« — Il leur laissait seulement le choix du sacrificateur. Ils pouvaient le tuer: ils n’auraient plus qu’à envoyer sa tête à César. S’ils le préféraient, il se laisserait livrer vivant par eux. Quoi qu’ils décidassent, il ne s’appartenait plus.»
L’Arverne avait bien jugé tous ces hommes. La parole de Critognat ne les avait excités qu’un jour; la fièvre du combat passée, épuisés par la fatigue et la faim, ne voyant de toutes parts que la mort, ils n’avaient même plus le courage de la chercher eux-mêmes. Vercingétorix leur faisait entrevoir l’espérance d’avoir la vie sauve. Il leur offrait ce qu’ils souhaitaient tout bas. Ils succombèrent à la tentation, peut-être moins par lâcheté que par incapacité de vouloir. Et ce ne fut pas Vercingétorix qui rendit Alésia, mais les chefs qui livrèrent leur roi.

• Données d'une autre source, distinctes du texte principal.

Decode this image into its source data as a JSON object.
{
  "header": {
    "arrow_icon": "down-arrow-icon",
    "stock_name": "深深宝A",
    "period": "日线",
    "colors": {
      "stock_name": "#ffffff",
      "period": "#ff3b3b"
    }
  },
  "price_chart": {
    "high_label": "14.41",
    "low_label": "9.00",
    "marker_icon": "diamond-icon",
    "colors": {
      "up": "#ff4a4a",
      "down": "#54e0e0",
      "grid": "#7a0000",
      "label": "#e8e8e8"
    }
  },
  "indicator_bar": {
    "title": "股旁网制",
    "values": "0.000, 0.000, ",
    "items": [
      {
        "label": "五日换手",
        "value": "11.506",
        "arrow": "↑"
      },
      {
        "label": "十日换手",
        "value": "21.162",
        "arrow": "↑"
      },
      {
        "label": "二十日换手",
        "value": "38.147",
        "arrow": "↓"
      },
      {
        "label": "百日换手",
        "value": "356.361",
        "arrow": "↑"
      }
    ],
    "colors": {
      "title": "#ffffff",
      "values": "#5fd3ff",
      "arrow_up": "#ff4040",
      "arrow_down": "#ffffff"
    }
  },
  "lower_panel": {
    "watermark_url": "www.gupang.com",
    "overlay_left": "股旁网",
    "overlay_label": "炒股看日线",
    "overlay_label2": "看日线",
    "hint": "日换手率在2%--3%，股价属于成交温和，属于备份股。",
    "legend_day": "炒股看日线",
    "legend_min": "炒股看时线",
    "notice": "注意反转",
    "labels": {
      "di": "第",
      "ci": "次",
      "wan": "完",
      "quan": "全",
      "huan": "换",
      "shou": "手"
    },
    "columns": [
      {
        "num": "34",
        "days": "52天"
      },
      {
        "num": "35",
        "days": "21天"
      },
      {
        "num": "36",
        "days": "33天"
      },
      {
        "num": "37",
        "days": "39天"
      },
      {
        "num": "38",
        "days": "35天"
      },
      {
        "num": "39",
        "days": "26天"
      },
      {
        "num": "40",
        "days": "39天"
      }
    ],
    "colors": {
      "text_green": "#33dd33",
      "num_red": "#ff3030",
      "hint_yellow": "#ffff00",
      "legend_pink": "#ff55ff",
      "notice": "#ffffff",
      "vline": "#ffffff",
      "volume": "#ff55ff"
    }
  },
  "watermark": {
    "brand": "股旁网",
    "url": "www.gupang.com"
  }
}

Ils acceptèrent, sans hésiter, le projet de reddition. Des parlementaires furent envoyés à César. Il rappela les conditions ordinaires: apporter les armes, amener les chefs. La vie fut promise sans doute à tous, la liberté à quelques-uns: mais Vercingétorix devait se rendre sans condition. La cérémonie de la capitulation fut fixée, semble-t-il, au jour même.
VI
Les Romains étaient d’admirables metteurs en scène. Ils recherchèrent toujours les spectacles qui frappaient l’imagination de leurs alliés et des vaincus, et qui servaient parfois autant qu’une victoire à leur assurer l’empire. L’histoire de la conquête de la Gaule se résume presque dans deux scènes d’une incomparable grandeur: le trophée élevé par Marius, la reddition de Vercingétorix à César.
Après la bataille d’Aix qui sauva la Gaule de l’invasion germanique (automne 102), Marius amassa en un monceau colossal les dépouilles des Barbares vaincus. Le trophée se dressait dans la large plaine de l’Arc, qu’encadraient de hautes montagnes couvertes de forêts et peuplées de dieux. L’armée faisait cercle autour du bûcher, toute couronnée de fleurs. Marius, vêtu de pourpre, levait des deux mains vers le ciel la torche enflammée. Un silence profond régnait autour de lui: tandis qu’à l’Orient se montraient, bride abattue, les cavaliers venus d’Italie qui allaient saluer le vainqueur, au nom du sénat et du peuple romain, du titre de consul pour la cinquième fois.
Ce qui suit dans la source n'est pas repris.